Audibly Speaking: Listening to History

Audibly Speaking: Listening to History


Unit 4, Discussion 4: Late 19th Century Science: Einstein as Emblem and Newton Overthrown, 1890-1914

October 11, 2019

Albert Einstein becomes an American citizen (October 1940)
















Between the 1889s and 1914, revolutionary changes occurred in our understanding of science, psychology and philosophy. For three centuries, people had believed that the world was a Newtonian world, that is, regulated by perfect natural laws that were mathematically quantifiable and constant in their workings. The world seemed a predictable place and man’s reason and rationality was elevated in importance since knowledge itself was based on reasonable laws.

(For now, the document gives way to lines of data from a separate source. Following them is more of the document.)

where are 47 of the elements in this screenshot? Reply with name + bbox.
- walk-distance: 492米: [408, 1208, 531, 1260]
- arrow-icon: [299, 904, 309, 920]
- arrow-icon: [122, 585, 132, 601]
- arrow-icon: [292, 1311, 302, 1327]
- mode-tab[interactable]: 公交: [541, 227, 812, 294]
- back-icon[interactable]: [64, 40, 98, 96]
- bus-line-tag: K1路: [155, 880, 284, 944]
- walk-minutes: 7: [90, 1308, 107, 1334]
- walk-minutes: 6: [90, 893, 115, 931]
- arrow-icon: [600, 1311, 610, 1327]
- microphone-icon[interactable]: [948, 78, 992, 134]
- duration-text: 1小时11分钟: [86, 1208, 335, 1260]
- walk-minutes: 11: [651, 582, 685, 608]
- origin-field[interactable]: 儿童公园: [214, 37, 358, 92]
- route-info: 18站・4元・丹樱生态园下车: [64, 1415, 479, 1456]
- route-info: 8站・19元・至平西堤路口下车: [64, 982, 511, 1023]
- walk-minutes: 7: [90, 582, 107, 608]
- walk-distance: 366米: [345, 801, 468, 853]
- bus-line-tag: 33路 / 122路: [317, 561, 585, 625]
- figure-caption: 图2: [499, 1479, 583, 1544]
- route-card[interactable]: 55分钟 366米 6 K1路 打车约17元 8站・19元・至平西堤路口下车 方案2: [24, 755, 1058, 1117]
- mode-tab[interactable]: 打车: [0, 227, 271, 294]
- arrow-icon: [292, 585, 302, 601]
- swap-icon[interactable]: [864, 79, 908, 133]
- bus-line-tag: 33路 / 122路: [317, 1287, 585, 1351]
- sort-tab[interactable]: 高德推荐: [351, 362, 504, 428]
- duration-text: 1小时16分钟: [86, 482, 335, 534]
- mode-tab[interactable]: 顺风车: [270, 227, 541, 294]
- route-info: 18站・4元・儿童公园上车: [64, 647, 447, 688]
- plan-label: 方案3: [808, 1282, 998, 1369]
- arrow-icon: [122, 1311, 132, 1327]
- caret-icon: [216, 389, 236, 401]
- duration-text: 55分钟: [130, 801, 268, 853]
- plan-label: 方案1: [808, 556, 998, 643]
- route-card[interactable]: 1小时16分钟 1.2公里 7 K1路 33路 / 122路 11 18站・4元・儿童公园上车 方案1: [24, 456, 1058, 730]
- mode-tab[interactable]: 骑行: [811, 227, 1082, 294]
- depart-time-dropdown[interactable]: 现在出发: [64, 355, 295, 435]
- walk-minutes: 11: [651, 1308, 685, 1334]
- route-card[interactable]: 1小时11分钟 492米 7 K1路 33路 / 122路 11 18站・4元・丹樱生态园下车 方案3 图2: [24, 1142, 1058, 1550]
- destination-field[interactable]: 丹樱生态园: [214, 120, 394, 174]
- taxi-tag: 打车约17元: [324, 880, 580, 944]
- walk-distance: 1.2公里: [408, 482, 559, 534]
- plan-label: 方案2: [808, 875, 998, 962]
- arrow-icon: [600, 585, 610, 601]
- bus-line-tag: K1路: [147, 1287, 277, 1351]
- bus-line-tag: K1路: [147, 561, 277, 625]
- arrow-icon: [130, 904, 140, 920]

But in the 1890s, new discoveries dethroned Newton. It turns out that much of what Newton said was wrong. Laws of nature do not act the same in every situation or from every reference point, showed Albert Einstein. Not even space and time can be measured the same for every individual even if they live during the same “time.” Sigmund Freud and Friedrich Nietzsche argued that man is not a rational being, the world is not a rational place and that aggression is the natural instinct of mankind. Echoes of Darwinism can be seen in their ideas. For our purpose, the importance of all these discoveries was to cause people to exaggerate these ideas and conclude that reason is impossible, war the natural lot of man, and the idea that brute force might be a constructive force after all. By 1914, the stage was set for the First World War.